Partimizin iyi mesaj vermesi için iyi düşünmemizin şart olduğunu anladığımız zaman.
Partili olması çıkara dayananlar parti adına çalışanları eleştirerek partili gibi görünmeye çalışmadıkları zaman.
Özveriyle parti adına çalışanların hatalarını görmekte kartal, kendi hatalarını görmekte köstebeklere benzemediğimiz zaman.
Merkez sağ ve merkez sol şehir merkezinin neresinde diye sormadığımız zaman.

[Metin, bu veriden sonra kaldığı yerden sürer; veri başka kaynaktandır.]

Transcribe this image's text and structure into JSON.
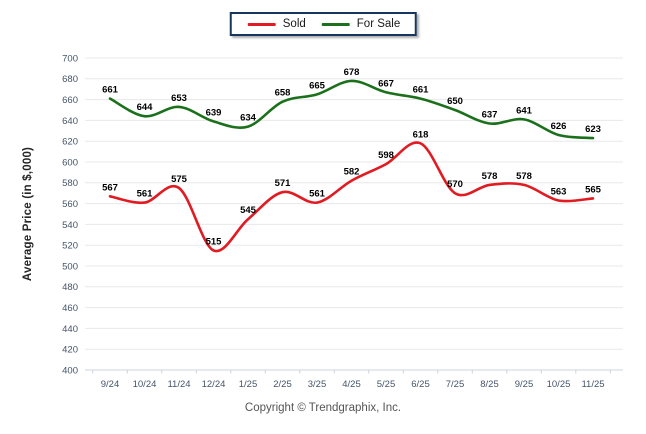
{
  "legend": {
    "border_color": "#17365d",
    "items": [
      {
        "label": "Sold",
        "color": "#e11b22"
      },
      {
        "label": "For Sale",
        "color": "#1b701b"
      }
    ]
  },
  "footer": {
    "copyright": "Copyright © Trendgraphix, Inc."
  },
  "chart_data": {
    "type": "line",
    "title": "",
    "xlabel": "",
    "ylabel": "Average Price (in $,000)",
    "categories": [
      "9/24",
      "10/24",
      "11/24",
      "12/24",
      "1/25",
      "2/25",
      "3/25",
      "4/25",
      "5/25",
      "6/25",
      "7/25",
      "8/25",
      "9/25",
      "10/25",
      "11/25"
    ],
    "series": [
      {
        "name": "Sold",
        "color": "#e11b22",
        "values": [
          567,
          561,
          575,
          515,
          545,
          571,
          561,
          582,
          598,
          618,
          570,
          578,
          578,
          563,
          565
        ]
      },
      {
        "name": "For Sale",
        "color": "#1b701b",
        "values": [
          661,
          644,
          653,
          639,
          634,
          658,
          665,
          678,
          667,
          661,
          650,
          637,
          641,
          626,
          623
        ]
      }
    ],
    "ylim": [
      400,
      700
    ],
    "ytick_step": 20,
    "grid": true,
    "smooth": true,
    "data_labels": true,
    "legend_position": "top-center"
  }
}
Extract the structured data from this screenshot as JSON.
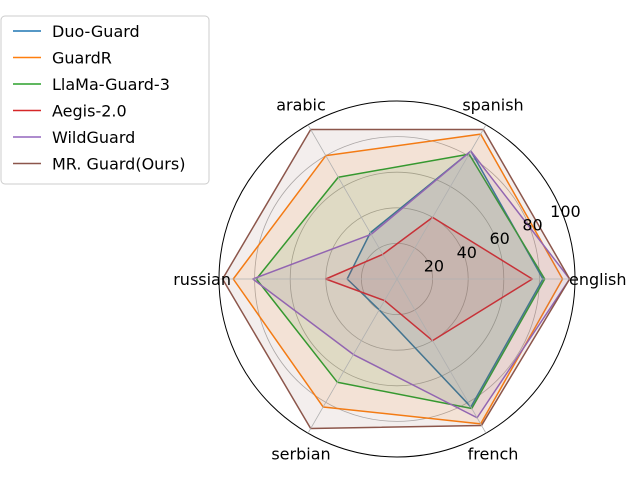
{
  "chart_data": {
    "type": "radar",
    "categories": [
      "english",
      "spanish",
      "arabic",
      "russian",
      "serbian",
      "french"
    ],
    "rticks": [
      20,
      40,
      60,
      80,
      100
    ],
    "rlim": [
      0,
      100
    ],
    "grid": true,
    "legend_position": "upper-left",
    "series": [
      {
        "name": "Duo-Guard",
        "color": "#1f77b4",
        "values": [
          82,
          83,
          30,
          28,
          20,
          83
        ]
      },
      {
        "name": "GuardR",
        "color": "#ff7f0e",
        "values": [
          93,
          94,
          80,
          92,
          83,
          94
        ]
      },
      {
        "name": "LlaMa-Guard-3",
        "color": "#2ca02c",
        "values": [
          83,
          81,
          66,
          79,
          67,
          84
        ]
      },
      {
        "name": "Aegis-2.0",
        "color": "#d62728",
        "values": [
          76,
          40,
          16,
          40,
          14,
          40
        ]
      },
      {
        "name": "WildGuard",
        "color": "#9467bd",
        "values": [
          97,
          83,
          29,
          81,
          49,
          90
        ]
      },
      {
        "name": "MR. Guard(Ours)",
        "color": "#8c564b",
        "values": [
          97,
          97,
          97,
          98,
          97,
          95
        ]
      }
    ]
  }
}
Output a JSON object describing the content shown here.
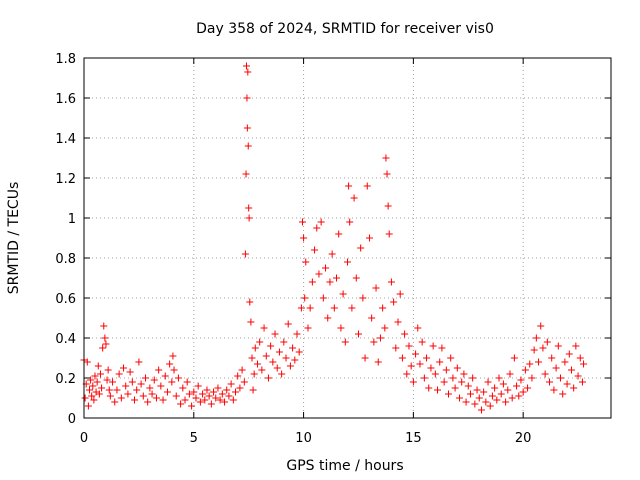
{
  "chart_data": {
    "type": "scatter",
    "title": "Day 358 of 2024, SRMTID for receiver vis0",
    "xlabel": "GPS time / hours",
    "ylabel": "SRMTID / TECUs",
    "xlim": [
      0,
      24
    ],
    "ylim": [
      0,
      1.8
    ],
    "xticks": [
      0,
      5,
      10,
      15,
      20
    ],
    "xtick_labels": [
      "0",
      "5",
      "10",
      "15",
      "20"
    ],
    "yticks": [
      0,
      0.2,
      0.4,
      0.6,
      0.8,
      1.0,
      1.2,
      1.4,
      1.6,
      1.8
    ],
    "ytick_labels": [
      "0",
      "0.2",
      "0.4",
      "0.6",
      "0.8",
      "1",
      "1.2",
      "1.4",
      "1.6",
      "1.8"
    ],
    "grid": true,
    "marker": "+",
    "color": "#ff0000",
    "series": [
      {
        "name": "SRMTID",
        "points": [
          [
            0.0,
            0.29
          ],
          [
            0.05,
            0.1
          ],
          [
            0.1,
            0.17
          ],
          [
            0.15,
            0.28
          ],
          [
            0.2,
            0.06
          ],
          [
            0.25,
            0.14
          ],
          [
            0.3,
            0.19
          ],
          [
            0.35,
            0.11
          ],
          [
            0.4,
            0.16
          ],
          [
            0.45,
            0.09
          ],
          [
            0.5,
            0.21
          ],
          [
            0.55,
            0.13
          ],
          [
            0.6,
            0.18
          ],
          [
            0.65,
            0.26
          ],
          [
            0.7,
            0.12
          ],
          [
            0.75,
            0.22
          ],
          [
            0.8,
            0.15
          ],
          [
            0.85,
            0.35
          ],
          [
            0.9,
            0.46
          ],
          [
            0.95,
            0.4
          ],
          [
            1.0,
            0.37
          ],
          [
            1.05,
            0.19
          ],
          [
            1.1,
            0.24
          ],
          [
            1.15,
            0.14
          ],
          [
            1.2,
            0.11
          ],
          [
            1.3,
            0.18
          ],
          [
            1.4,
            0.08
          ],
          [
            1.5,
            0.14
          ],
          [
            1.6,
            0.22
          ],
          [
            1.7,
            0.1
          ],
          [
            1.8,
            0.25
          ],
          [
            1.9,
            0.16
          ],
          [
            2.0,
            0.12
          ],
          [
            2.1,
            0.23
          ],
          [
            2.2,
            0.18
          ],
          [
            2.3,
            0.09
          ],
          [
            2.4,
            0.14
          ],
          [
            2.5,
            0.28
          ],
          [
            2.6,
            0.17
          ],
          [
            2.7,
            0.11
          ],
          [
            2.8,
            0.2
          ],
          [
            2.9,
            0.08
          ],
          [
            3.0,
            0.15
          ],
          [
            3.1,
            0.12
          ],
          [
            3.2,
            0.19
          ],
          [
            3.3,
            0.1
          ],
          [
            3.4,
            0.24
          ],
          [
            3.5,
            0.16
          ],
          [
            3.6,
            0.09
          ],
          [
            3.7,
            0.21
          ],
          [
            3.8,
            0.13
          ],
          [
            3.9,
            0.27
          ],
          [
            4.0,
            0.18
          ],
          [
            4.05,
            0.31
          ],
          [
            4.1,
            0.24
          ],
          [
            4.2,
            0.11
          ],
          [
            4.3,
            0.2
          ],
          [
            4.4,
            0.07
          ],
          [
            4.5,
            0.15
          ],
          [
            4.6,
            0.09
          ],
          [
            4.7,
            0.18
          ],
          [
            4.8,
            0.12
          ],
          [
            4.9,
            0.06
          ],
          [
            5.0,
            0.13
          ],
          [
            5.1,
            0.1
          ],
          [
            5.2,
            0.16
          ],
          [
            5.3,
            0.08
          ],
          [
            5.4,
            0.12
          ],
          [
            5.5,
            0.09
          ],
          [
            5.6,
            0.14
          ],
          [
            5.7,
            0.11
          ],
          [
            5.8,
            0.07
          ],
          [
            5.9,
            0.13
          ],
          [
            6.0,
            0.1
          ],
          [
            6.1,
            0.15
          ],
          [
            6.2,
            0.09
          ],
          [
            6.3,
            0.12
          ],
          [
            6.4,
            0.08
          ],
          [
            6.5,
            0.14
          ],
          [
            6.6,
            0.11
          ],
          [
            6.7,
            0.17
          ],
          [
            6.8,
            0.09
          ],
          [
            6.9,
            0.13
          ],
          [
            7.0,
            0.21
          ],
          [
            7.1,
            0.15
          ],
          [
            7.2,
            0.24
          ],
          [
            7.3,
            0.18
          ],
          [
            7.35,
            0.82
          ],
          [
            7.38,
            1.22
          ],
          [
            7.4,
            1.76
          ],
          [
            7.42,
            1.6
          ],
          [
            7.44,
            1.45
          ],
          [
            7.46,
            1.73
          ],
          [
            7.48,
            1.36
          ],
          [
            7.5,
            1.05
          ],
          [
            7.52,
            1.0
          ],
          [
            7.55,
            0.58
          ],
          [
            7.6,
            0.48
          ],
          [
            7.65,
            0.3
          ],
          [
            7.7,
            0.14
          ],
          [
            7.75,
            0.22
          ],
          [
            7.8,
            0.35
          ],
          [
            7.9,
            0.27
          ],
          [
            8.0,
            0.38
          ],
          [
            8.1,
            0.24
          ],
          [
            8.2,
            0.45
          ],
          [
            8.3,
            0.31
          ],
          [
            8.4,
            0.2
          ],
          [
            8.5,
            0.36
          ],
          [
            8.6,
            0.28
          ],
          [
            8.7,
            0.42
          ],
          [
            8.8,
            0.25
          ],
          [
            8.9,
            0.33
          ],
          [
            9.0,
            0.22
          ],
          [
            9.1,
            0.38
          ],
          [
            9.2,
            0.3
          ],
          [
            9.3,
            0.47
          ],
          [
            9.4,
            0.26
          ],
          [
            9.5,
            0.35
          ],
          [
            9.6,
            0.29
          ],
          [
            9.7,
            0.42
          ],
          [
            9.8,
            0.33
          ],
          [
            9.9,
            0.55
          ],
          [
            9.95,
            0.98
          ],
          [
            10.0,
            0.9
          ],
          [
            10.05,
            0.6
          ],
          [
            10.1,
            0.78
          ],
          [
            10.2,
            0.45
          ],
          [
            10.3,
            0.55
          ],
          [
            10.4,
            0.68
          ],
          [
            10.5,
            0.84
          ],
          [
            10.6,
            0.95
          ],
          [
            10.7,
            0.72
          ],
          [
            10.8,
            0.98
          ],
          [
            10.9,
            0.6
          ],
          [
            11.0,
            0.75
          ],
          [
            11.1,
            0.5
          ],
          [
            11.2,
            0.68
          ],
          [
            11.3,
            0.82
          ],
          [
            11.4,
            0.55
          ],
          [
            11.5,
            0.7
          ],
          [
            11.6,
            0.92
          ],
          [
            11.7,
            0.45
          ],
          [
            11.8,
            0.62
          ],
          [
            11.9,
            0.38
          ],
          [
            12.0,
            0.78
          ],
          [
            12.05,
            1.16
          ],
          [
            12.1,
            0.98
          ],
          [
            12.2,
            0.55
          ],
          [
            12.3,
            1.1
          ],
          [
            12.4,
            0.7
          ],
          [
            12.5,
            0.42
          ],
          [
            12.6,
            0.85
          ],
          [
            12.7,
            0.6
          ],
          [
            12.8,
            0.3
          ],
          [
            12.9,
            1.16
          ],
          [
            13.0,
            0.9
          ],
          [
            13.1,
            0.5
          ],
          [
            13.2,
            0.38
          ],
          [
            13.3,
            0.65
          ],
          [
            13.4,
            0.28
          ],
          [
            13.5,
            0.4
          ],
          [
            13.6,
            0.55
          ],
          [
            13.7,
            0.45
          ],
          [
            13.75,
            1.3
          ],
          [
            13.8,
            1.22
          ],
          [
            13.85,
            1.06
          ],
          [
            13.9,
            0.92
          ],
          [
            14.0,
            0.68
          ],
          [
            14.1,
            0.58
          ],
          [
            14.2,
            0.35
          ],
          [
            14.3,
            0.48
          ],
          [
            14.4,
            0.62
          ],
          [
            14.5,
            0.3
          ],
          [
            14.6,
            0.42
          ],
          [
            14.7,
            0.22
          ],
          [
            14.8,
            0.36
          ],
          [
            14.9,
            0.26
          ],
          [
            15.0,
            0.18
          ],
          [
            15.1,
            0.32
          ],
          [
            15.2,
            0.45
          ],
          [
            15.3,
            0.27
          ],
          [
            15.4,
            0.38
          ],
          [
            15.5,
            0.2
          ],
          [
            15.6,
            0.3
          ],
          [
            15.7,
            0.15
          ],
          [
            15.8,
            0.25
          ],
          [
            15.9,
            0.36
          ],
          [
            16.0,
            0.22
          ],
          [
            16.1,
            0.14
          ],
          [
            16.2,
            0.28
          ],
          [
            16.3,
            0.35
          ],
          [
            16.4,
            0.18
          ],
          [
            16.5,
            0.24
          ],
          [
            16.6,
            0.12
          ],
          [
            16.7,
            0.3
          ],
          [
            16.8,
            0.2
          ],
          [
            16.9,
            0.15
          ],
          [
            17.0,
            0.25
          ],
          [
            17.1,
            0.1
          ],
          [
            17.2,
            0.18
          ],
          [
            17.3,
            0.22
          ],
          [
            17.4,
            0.08
          ],
          [
            17.5,
            0.16
          ],
          [
            17.6,
            0.12
          ],
          [
            17.7,
            0.2
          ],
          [
            17.8,
            0.07
          ],
          [
            17.9,
            0.14
          ],
          [
            18.0,
            0.1
          ],
          [
            18.1,
            0.04
          ],
          [
            18.2,
            0.13
          ],
          [
            18.3,
            0.08
          ],
          [
            18.4,
            0.18
          ],
          [
            18.5,
            0.06
          ],
          [
            18.6,
            0.11
          ],
          [
            18.7,
            0.15
          ],
          [
            18.8,
            0.09
          ],
          [
            18.9,
            0.2
          ],
          [
            19.0,
            0.12
          ],
          [
            19.1,
            0.17
          ],
          [
            19.2,
            0.08
          ],
          [
            19.3,
            0.14
          ],
          [
            19.4,
            0.22
          ],
          [
            19.5,
            0.1
          ],
          [
            19.6,
            0.3
          ],
          [
            19.7,
            0.16
          ],
          [
            19.8,
            0.11
          ],
          [
            19.9,
            0.19
          ],
          [
            20.0,
            0.13
          ],
          [
            20.1,
            0.24
          ],
          [
            20.2,
            0.15
          ],
          [
            20.3,
            0.27
          ],
          [
            20.4,
            0.2
          ],
          [
            20.5,
            0.34
          ],
          [
            20.6,
            0.4
          ],
          [
            20.7,
            0.28
          ],
          [
            20.8,
            0.46
          ],
          [
            20.9,
            0.35
          ],
          [
            21.0,
            0.22
          ],
          [
            21.1,
            0.38
          ],
          [
            21.2,
            0.18
          ],
          [
            21.3,
            0.3
          ],
          [
            21.4,
            0.14
          ],
          [
            21.5,
            0.25
          ],
          [
            21.6,
            0.36
          ],
          [
            21.7,
            0.2
          ],
          [
            21.8,
            0.12
          ],
          [
            21.9,
            0.28
          ],
          [
            22.0,
            0.17
          ],
          [
            22.1,
            0.32
          ],
          [
            22.2,
            0.24
          ],
          [
            22.3,
            0.15
          ],
          [
            22.4,
            0.36
          ],
          [
            22.5,
            0.21
          ],
          [
            22.6,
            0.3
          ],
          [
            22.7,
            0.18
          ],
          [
            22.75,
            0.27
          ]
        ]
      }
    ]
  }
}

Kendi dışında hiçbir şeye, hiçbir kimseye tahammülü olmayan, totalitarizmin ve tahammülsüzlüğün simgesi ampülü söndürme adına değil de, altı oku kendi kendimizi yaralama adına kullanmadığımız zaman.
Ayının muhabbeti ahlat üzerine örneğinde olduğu gibi siyasi muhabbetlerimizi kendi partilimiz belediye başkanı üzerine yapmayı terkettiğimiz zaman.
Parti faaliyetlerimizde hiçbir zaman kafamızı omuzlarımızın dışında bir gruba kiraya vermediğimiz zaman.
Parti içi değerlendirmelerimizde sözün insanın terazisi olduğunu unutmadığımız zaman.
Çıkar adına partinizde siyaset yapanlara kapınız hem açık, hem kapalı, hem aralı olmadığı zaman. Yani kapınız kapalı olduğu zaman.
Siyasal faaliyette ilk yenmeniz gereken düşmanın, öfkeniz olduğunu anladığınız zaman.